Take the sleep thing, for example. “You will Never Sleep Again”, “Get ready for interrupted nights!” First of all, as any pregnant woman can tell you, she hasn’t been sleeping through the night for months. When my daughter was one week old (you know, last week), she started giving us four hour naps at night. FOUR WHOLE HOURS IN A ROW. I actually woke up from that before she did because my poor bladder hadn’t gone that long without a break since April.

But the story, “You will never sleep again”, reminds me of our wedding and all the people who said “Oh, you won’t get to eat a thing all evening.” My husband and I spent a lot of time with our caterer and were really excited about the meal, so we made it a point to get food at our wedding. And we did. Not only did I have a full plate of dinner brought to me from the buffet, at dessert, I got to go through the line myself. Why? Because we made it a priority. And right now, I feel pretty well rested with a 16 day old baby. Why? Because I make it a point every day to get a daytime nap in addition to our nighttime ones. Did I get 8 hours uninterrupted sleep? Of course not. I haven’t had that since February, and that’s okay. But I’m not dying of sleep deprivation, like They all swore I would.

I’d also like to point out that They said I wouldn’t get any time for myself early on. “You won’t even be able to go to the bathroom alone!” But here I am, able to sit down and type despite the fact that my hungry little girl wants to feed for an hour at a time every two hours because my husband and I are doing this as a team and he currently is sitting on the floor next to the bed with a thumb in her mouth so my poor breasts can take a break. (Thanks, hon!)
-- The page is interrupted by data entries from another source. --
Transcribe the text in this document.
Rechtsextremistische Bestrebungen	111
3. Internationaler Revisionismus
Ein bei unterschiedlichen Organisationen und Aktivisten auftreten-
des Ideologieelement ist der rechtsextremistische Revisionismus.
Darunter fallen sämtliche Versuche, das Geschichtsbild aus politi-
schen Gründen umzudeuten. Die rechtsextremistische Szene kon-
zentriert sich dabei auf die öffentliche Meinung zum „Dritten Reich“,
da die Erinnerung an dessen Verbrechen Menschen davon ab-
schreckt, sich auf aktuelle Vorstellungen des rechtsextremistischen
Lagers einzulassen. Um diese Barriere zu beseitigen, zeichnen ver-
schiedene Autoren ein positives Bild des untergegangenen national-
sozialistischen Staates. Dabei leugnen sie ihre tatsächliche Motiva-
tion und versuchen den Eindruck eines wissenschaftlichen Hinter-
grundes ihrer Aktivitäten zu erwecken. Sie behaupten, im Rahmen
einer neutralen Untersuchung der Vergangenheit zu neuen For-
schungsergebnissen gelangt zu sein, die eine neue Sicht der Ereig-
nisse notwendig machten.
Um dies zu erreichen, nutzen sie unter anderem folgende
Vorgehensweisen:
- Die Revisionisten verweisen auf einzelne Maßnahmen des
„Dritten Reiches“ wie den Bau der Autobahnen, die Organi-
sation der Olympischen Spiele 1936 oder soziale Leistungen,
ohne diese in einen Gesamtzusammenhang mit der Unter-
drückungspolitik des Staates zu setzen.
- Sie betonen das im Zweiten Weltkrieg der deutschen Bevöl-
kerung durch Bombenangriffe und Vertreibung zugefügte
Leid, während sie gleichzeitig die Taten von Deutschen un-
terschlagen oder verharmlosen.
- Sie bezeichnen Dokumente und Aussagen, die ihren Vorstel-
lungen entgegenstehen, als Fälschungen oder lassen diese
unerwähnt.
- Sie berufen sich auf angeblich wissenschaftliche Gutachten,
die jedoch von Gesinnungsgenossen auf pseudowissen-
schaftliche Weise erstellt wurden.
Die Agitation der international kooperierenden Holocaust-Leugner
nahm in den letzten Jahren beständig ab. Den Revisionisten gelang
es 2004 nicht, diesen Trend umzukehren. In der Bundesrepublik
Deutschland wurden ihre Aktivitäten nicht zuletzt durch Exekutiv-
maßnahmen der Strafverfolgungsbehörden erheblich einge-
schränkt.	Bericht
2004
There’s something really important one of our midwives said to me at our last prenatal appointment (at 39 weeks, the day before my water broke, when she told me most first time moms don’t deliver until week 41, so don’t get your hopes up! Even fabulous midwives can sometimes be the infamous They.) She told me that while they are experts on pregnancy, no one would know more about my pregnancy and my labor than I would. I think that applies to a lot of things in life — pregnancy, babies, and weddings, as well as the little things. No one knows more about your life than you do. And this tiny little creature we’re just getting to know? Nobody else has spent 16 full days and nights tending her needs, which means nobody knows her as well as we do.

Our pediatrician reminded us at our one week visit that there is no right or wrong way, there’s just what works for you.

My child has opinions and it’s awesome

So, we’ve officially entered the “no” phase. Only, thing is, instead of the “NONONONOOOOOOOO” that I was warned (oh so ominously) about, we get these adorable little “Nope”s.

And she’s opinionated and has Feelings and Thoughts and Ideas. “I’m so mad! Grrrrr!” “I’m fus-tated! Grrrr!” “I’m happy. Are you pretty happy, Mommy?”

Of course I’m happy. She’s developing into her own person, which is sort of, you know, the whole goal of raising a child.

I’m not sure where this idea comes from, that a toddler is an obnoxious creature to be Handled, Distracted, or Avoided as much as possible. I was reading something recently about dining out with your toddler when it hit me how unusual our experience seems to be. When we decide we want to go out for food, we pick a restaurant that we like and we go. And we have never had a problem with our toddler being unable to function or turning the evening into a total nightmare. She either eats or she doesn’t. She sits at the table until her toddler patience has run out, and then someone gets up and runs around outside with her for a bit, and then they come back and eat some more. We don’t try to pick a restaurant based on how many televisions under the theory that more tvs = more distraction = better (which, honest, I’ve heard given as advice). If anything, we try to avoid restaurants with televisions because she eats better without them.